Education, Gun Policy, and Immigration
Cooper vetoed four bills Monday. These include HB 49, a bill that would have allowed renewal of lapsed concealed carry permits without additional safety training, SB 593, a bill that would have shifted governance of North Carolina’s schools for the deaf and blind from the State Department of Education to a board mostly appointed by the NCGA, and SB 101, a bill that would have required sheriffs to cooperate with ICE – similar to a 2019 bill that Cooper also vetoed.
Voting Rights
On Thursday the State Board of Elections ruled that elections officials should not compare absentee ballot signatures with those on file, denying a request from the NC Republican Party to grant permission to county elections boards to conduct signature matching. The NCSBE voted 3-2 along party lines to deny the request, agreeing with NCSBE executive director Karen Brinson Bell that signature matching goes beyond what is required by state law. Lawyers for he NC Republican Party indicated that they will challenge the decision in court. Notably, most of the 7,000 comments the NCSBE received prior to voting expressed opposition to signature matching.
On Thursday the North Carolina Green Party filed a federal lawsuit against the North Carolina State Board of Elections, seeking to have their party’s candidates listed on ballots that they have been kept off of due to a pending fraud investigation. The NCSBE voted on June 30 in a 3-2 party-line vote to keep the Green Party off the ballot, citing 2,653 signatures that were questioned as potentially fraudulent, a total that – if rejected – would put the Green Party under the 13,865 signatures needed for certification.

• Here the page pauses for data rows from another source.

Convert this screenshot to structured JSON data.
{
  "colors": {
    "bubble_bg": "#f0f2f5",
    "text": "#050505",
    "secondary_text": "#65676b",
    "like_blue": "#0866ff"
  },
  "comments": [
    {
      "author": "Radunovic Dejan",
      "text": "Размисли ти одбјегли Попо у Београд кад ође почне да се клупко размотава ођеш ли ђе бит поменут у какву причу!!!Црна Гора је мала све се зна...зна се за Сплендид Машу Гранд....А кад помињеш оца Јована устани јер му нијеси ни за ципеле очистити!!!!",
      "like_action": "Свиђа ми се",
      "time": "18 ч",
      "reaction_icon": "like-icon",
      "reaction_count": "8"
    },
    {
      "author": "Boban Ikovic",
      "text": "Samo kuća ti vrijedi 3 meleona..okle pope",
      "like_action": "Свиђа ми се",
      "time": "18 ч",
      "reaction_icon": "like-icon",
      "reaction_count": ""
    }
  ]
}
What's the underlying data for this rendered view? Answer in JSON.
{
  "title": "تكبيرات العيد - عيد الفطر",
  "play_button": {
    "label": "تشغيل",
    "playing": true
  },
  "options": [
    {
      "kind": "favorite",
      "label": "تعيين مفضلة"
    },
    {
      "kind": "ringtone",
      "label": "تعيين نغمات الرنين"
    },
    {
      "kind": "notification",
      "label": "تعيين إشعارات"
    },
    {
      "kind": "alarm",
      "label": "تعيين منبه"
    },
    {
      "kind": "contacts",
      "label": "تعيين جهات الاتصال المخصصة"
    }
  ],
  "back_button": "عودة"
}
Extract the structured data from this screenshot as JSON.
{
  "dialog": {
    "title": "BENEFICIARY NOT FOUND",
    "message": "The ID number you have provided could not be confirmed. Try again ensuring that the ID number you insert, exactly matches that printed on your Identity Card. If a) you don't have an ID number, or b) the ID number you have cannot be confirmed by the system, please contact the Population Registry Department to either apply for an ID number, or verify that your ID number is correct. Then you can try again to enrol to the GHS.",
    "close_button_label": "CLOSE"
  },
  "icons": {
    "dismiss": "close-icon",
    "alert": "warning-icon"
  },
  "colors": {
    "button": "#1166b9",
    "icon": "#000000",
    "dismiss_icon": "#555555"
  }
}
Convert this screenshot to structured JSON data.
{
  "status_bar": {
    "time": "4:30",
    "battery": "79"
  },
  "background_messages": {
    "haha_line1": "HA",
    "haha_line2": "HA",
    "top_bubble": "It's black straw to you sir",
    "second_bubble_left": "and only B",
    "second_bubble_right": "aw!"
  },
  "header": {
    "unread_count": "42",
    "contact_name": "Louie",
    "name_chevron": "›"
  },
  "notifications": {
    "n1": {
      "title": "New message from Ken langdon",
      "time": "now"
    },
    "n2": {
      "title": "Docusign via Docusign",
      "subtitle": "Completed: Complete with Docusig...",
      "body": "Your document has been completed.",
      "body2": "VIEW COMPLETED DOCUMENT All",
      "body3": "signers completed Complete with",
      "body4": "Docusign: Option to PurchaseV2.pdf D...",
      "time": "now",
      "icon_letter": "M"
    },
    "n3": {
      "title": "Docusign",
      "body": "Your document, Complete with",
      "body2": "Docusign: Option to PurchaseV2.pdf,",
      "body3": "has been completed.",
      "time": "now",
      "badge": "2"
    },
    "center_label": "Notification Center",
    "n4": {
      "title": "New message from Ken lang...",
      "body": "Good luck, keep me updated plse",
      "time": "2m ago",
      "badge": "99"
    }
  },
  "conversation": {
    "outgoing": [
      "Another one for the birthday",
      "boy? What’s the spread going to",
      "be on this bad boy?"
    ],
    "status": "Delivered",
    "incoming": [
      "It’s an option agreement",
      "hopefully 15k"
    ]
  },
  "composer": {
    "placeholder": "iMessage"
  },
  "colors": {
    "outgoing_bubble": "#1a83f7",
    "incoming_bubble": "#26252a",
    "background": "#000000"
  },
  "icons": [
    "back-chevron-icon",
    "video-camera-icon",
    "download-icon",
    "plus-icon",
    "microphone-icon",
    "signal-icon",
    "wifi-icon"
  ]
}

While Green Party representatives claimed the move to keep their candidates off the ballot is politically motivated, the fraud investigation has turned up evidence of “an organized effort to falsify signatures,” according to state elections officials.
LGBTQ Rights
On Wednesday State Treasurer Dale Folwell said he would comply with a federal court order that requires the North Carolina State Health Plan to cover gender-affirming treatment for transgender people, though he said the Treasurer’s Office intends to appeal and request a stay. Members of the plan, which covers teachers, state employees, and retirees, had sued over three years ago to win this coverage, including gender-affirming surgery. While the primarily Republican trustees of the state health plan had voted to cover treatment for gender dysphoria when it was required to comply with federal antidiscrimination laws (with coverage beginning in 2016), they let the coverage lapse two years later and have not renewed it since.